For context, we're using Terraform, AWS CDK, and CloudFormation.
The end result was 50% reduction in deployment time.
The end result was 50% reduction in deployment time.
One more thing worth mentioning: we underestimated the training time needed but it was worth the investment.
Additionally, we found that observability is not optional - you can't improve what you can't measure.
For context, we're using Istio, Linkerd, and Envoy.
Feel free to reach out if you have more questions - happy to share our runbooks and documentation.
Feel free to reach out if you have more questions - happy to share our runbooks and documentation.
Solid analysis! From our perspective, team dynamics. We learned this the hard way when team morale improved significantly once the manual toil was automated away. Now we always make sure to test regularly. It's added maybe 30 minutes to our process but prevents a lot of headaches down the line.

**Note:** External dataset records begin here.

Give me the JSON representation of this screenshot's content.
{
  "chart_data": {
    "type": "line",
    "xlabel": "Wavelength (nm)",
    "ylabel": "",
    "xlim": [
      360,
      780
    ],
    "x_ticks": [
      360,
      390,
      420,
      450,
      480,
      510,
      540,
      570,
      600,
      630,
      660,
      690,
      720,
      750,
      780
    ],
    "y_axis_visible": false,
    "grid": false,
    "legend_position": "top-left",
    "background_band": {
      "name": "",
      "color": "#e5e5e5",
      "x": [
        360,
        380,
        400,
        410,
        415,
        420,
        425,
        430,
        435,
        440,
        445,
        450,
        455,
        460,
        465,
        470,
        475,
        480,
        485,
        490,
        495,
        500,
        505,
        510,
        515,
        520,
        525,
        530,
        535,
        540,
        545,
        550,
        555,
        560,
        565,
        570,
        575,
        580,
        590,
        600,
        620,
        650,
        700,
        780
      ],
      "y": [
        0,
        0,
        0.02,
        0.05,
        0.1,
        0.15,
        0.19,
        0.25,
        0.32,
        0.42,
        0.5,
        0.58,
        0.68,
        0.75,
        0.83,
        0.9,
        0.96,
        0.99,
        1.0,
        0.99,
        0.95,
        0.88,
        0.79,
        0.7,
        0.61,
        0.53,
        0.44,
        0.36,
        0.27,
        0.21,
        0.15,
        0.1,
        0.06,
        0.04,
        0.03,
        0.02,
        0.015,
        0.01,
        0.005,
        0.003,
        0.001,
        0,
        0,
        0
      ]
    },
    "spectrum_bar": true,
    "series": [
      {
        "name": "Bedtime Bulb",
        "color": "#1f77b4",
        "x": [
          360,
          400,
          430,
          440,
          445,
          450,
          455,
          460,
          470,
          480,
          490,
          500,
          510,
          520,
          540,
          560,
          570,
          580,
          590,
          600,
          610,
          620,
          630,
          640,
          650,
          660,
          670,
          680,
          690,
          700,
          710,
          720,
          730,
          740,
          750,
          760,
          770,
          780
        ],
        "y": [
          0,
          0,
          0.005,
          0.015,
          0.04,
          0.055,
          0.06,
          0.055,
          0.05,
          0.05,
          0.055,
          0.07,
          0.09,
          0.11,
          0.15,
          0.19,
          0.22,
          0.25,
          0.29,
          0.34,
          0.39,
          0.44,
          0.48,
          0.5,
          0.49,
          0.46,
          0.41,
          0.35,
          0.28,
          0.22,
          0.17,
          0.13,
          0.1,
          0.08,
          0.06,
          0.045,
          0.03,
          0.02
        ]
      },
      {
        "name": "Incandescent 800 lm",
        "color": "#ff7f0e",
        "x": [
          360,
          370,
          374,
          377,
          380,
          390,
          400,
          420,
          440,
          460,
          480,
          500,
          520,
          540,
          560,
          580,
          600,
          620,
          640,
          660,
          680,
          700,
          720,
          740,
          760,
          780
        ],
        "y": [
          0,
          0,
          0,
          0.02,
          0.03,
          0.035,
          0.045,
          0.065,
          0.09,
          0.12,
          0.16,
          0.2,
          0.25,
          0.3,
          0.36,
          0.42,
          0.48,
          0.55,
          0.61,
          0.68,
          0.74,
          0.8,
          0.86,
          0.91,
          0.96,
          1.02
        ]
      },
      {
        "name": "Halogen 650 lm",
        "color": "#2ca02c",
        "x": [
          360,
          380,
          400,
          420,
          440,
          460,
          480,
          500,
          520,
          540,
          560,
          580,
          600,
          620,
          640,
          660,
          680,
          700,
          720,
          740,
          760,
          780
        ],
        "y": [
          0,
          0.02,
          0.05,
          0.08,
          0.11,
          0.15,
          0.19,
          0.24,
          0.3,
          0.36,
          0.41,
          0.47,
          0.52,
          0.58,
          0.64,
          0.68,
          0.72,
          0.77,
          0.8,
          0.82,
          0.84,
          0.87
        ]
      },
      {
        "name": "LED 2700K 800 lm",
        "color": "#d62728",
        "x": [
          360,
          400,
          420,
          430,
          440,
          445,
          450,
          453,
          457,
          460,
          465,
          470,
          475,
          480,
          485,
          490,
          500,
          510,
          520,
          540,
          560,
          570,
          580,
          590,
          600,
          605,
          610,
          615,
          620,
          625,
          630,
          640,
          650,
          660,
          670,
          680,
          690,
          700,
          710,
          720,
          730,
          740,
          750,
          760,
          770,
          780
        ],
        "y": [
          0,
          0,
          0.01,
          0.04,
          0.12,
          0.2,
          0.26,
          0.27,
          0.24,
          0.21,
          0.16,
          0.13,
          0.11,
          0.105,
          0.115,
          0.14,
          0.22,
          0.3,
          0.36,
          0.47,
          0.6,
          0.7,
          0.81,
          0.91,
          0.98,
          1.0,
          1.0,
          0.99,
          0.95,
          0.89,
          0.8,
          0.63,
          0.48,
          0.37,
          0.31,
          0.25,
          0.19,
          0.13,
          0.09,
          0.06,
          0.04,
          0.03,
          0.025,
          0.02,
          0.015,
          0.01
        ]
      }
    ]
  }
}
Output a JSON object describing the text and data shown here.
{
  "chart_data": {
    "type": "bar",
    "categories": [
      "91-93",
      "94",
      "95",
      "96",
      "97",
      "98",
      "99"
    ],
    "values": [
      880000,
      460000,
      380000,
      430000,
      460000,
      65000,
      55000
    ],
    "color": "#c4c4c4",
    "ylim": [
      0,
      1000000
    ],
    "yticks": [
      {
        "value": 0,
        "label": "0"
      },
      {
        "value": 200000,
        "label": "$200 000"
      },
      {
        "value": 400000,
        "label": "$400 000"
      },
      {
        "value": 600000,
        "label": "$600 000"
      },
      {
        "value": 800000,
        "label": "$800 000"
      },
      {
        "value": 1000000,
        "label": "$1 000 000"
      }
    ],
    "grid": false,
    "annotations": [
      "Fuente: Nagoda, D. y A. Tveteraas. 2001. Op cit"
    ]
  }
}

Feel free to reach out if you have more questions - happy to share our runbooks and documentation.
The end result was 50% reduction in deployment time.
The end result was 60% improvement in developer productivity.
Great post! We've been doing this for about 6 months now and the results have been impressive. Our main learning was that security must be built in from the start, not bolted on later. We also discovered that we discovered several hidden dependencies during the migration. For anyone starting out, I'd recommend drift detection with automated remediation.
The end result was 3x increase in deployment frequency.
For context, we're using Vault, AWS KMS, and SOPS.
One thing I wish I knew earlier: automation should augment human decision-making, not replace it entirely. Would have saved us a lot of time.